Apache Spark Integration
You can use Apache Spark to process large CSV and JSON source files in MashZone NextGen Explorer.
Apache Spark is a fast and general-purpose cluster computing system. MashZone NextGen Explorer version 10.0 ships with Apache Spark and integrates it to process large CSV and JSON source files and execute queries on those data sources. XML source files are currently not supported. When dealing with bigger source files, the query execution time is lower compared to MashZone NextGen Explorer default engine. Thus, the overall performance of MashZone NextGen Explorer will benefit in those cases. As a guidance, data sets with 500,000 lines and above should be processed using the now-integrated Spark engine.

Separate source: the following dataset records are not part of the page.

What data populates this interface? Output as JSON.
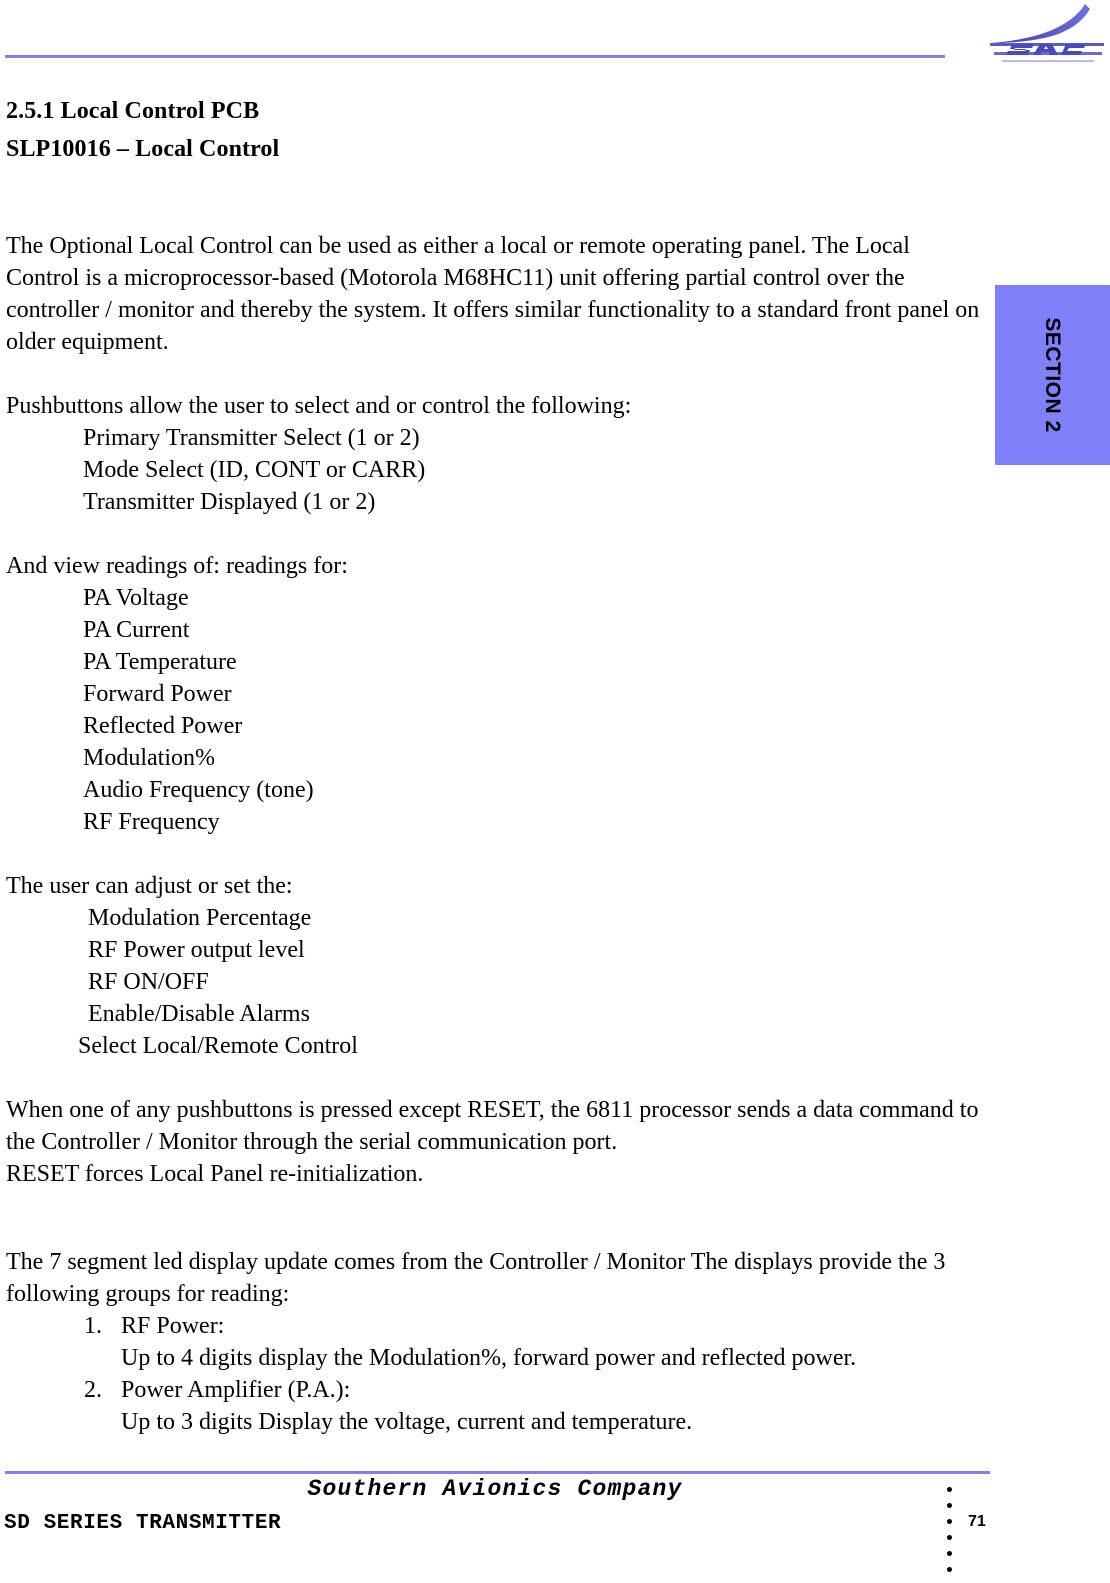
{
  "header": {
    "logo_icon": "sac-swoosh-logo",
    "logo_text": "SAC",
    "rule_color": "#8080f0"
  },
  "section_tab": {
    "label": "SECTION 2",
    "background_color": "#8080fb"
  },
  "document": {
    "heading_number": "2.5.1 Local Control PCB",
    "heading_subtitle": "SLP10016 – Local Control",
    "intro_paragraph": "The Optional Local Control can be used as either a local or remote operating panel. The Local Control is a microprocessor-based (Motorola M68HC11) unit offering partial control over the controller / monitor and thereby the system. It offers similar functionality  to a standard front panel on older equipment.",
    "pushbuttons_intro": "Pushbuttons allow  the user to select and or control the following:",
    "pushbuttons_items": [
      "Primary Transmitter Select (1 or 2)",
      "Mode Select (ID, CONT or CARR)",
      "Transmitter Displayed (1 or 2)"
    ],
    "readings_intro": "And view readings of: readings for:",
    "readings_items": [
      "PA Voltage",
      "PA Current",
      "PA Temperature",
      "Forward Power",
      "Reflected Power",
      "Modulation%",
      "Audio Frequency (tone)",
      "RF Frequency"
    ],
    "adjust_intro": "The user can adjust or set the:",
    "adjust_items": [
      "Modulation Percentage",
      "RF Power output level",
      "RF ON/OFF",
      "Enable/Disable Alarms",
      "Select Local/Remote Control"
    ],
    "pushbutton_note": " When one of any pushbuttons is pressed except RESET, the 6811 processor sends a data command to the Controller / Monitor through the serial communication port.",
    "reset_note": "RESET forces Local Panel re-initialization.",
    "display_intro": "The 7 segment led display update comes from the Controller / Monitor  The displays provide the 3 following groups for reading:",
    "display_groups": [
      {
        "marker": "1.",
        "title": "RF Power:",
        "detail": "Up to 4 digits display the Modulation%, forward power and reflected power."
      },
      {
        "marker": "2.",
        "title": "Power Amplifier (P.A.):",
        "detail": "Up to 3 digits Display the voltage, current and temperature."
      }
    ]
  },
  "footer": {
    "company": "Southern Avionics Company",
    "product": "SD SERIES TRANSMITTER",
    "page_number": "71",
    "rule_color": "#8080f0"
  }
}
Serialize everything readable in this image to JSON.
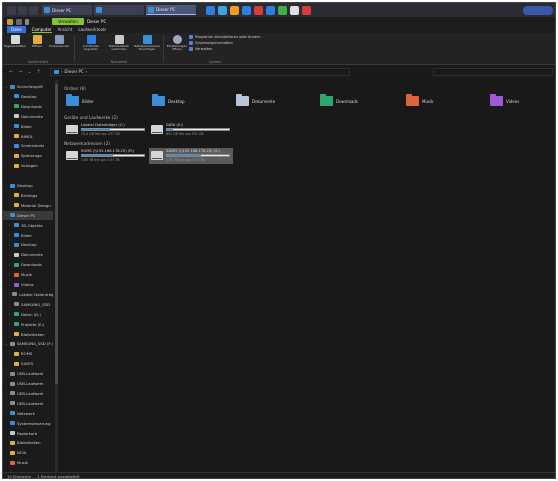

By default, the MashZone NextGen Explorer installation runs the Visual Analytics Server without Apache Spark integration. To enable Apache Spark you have to perform the following steps.
Procedure
1. Open the config.json configuration file in a text editor.
2. Add the following code line and save your changes.
"spark.enabled" : true,
3. To run MashZone NextGen Explorer with Spark open a command line program and run <MashZone NextGen Explorer installation>\bin\vaserver --embeddedSpark
The default installation path is C:\SoftwareAG\MashzoneNG\VisualAnalytics.
MashZone NextGen Explorer runs with Apache Spark.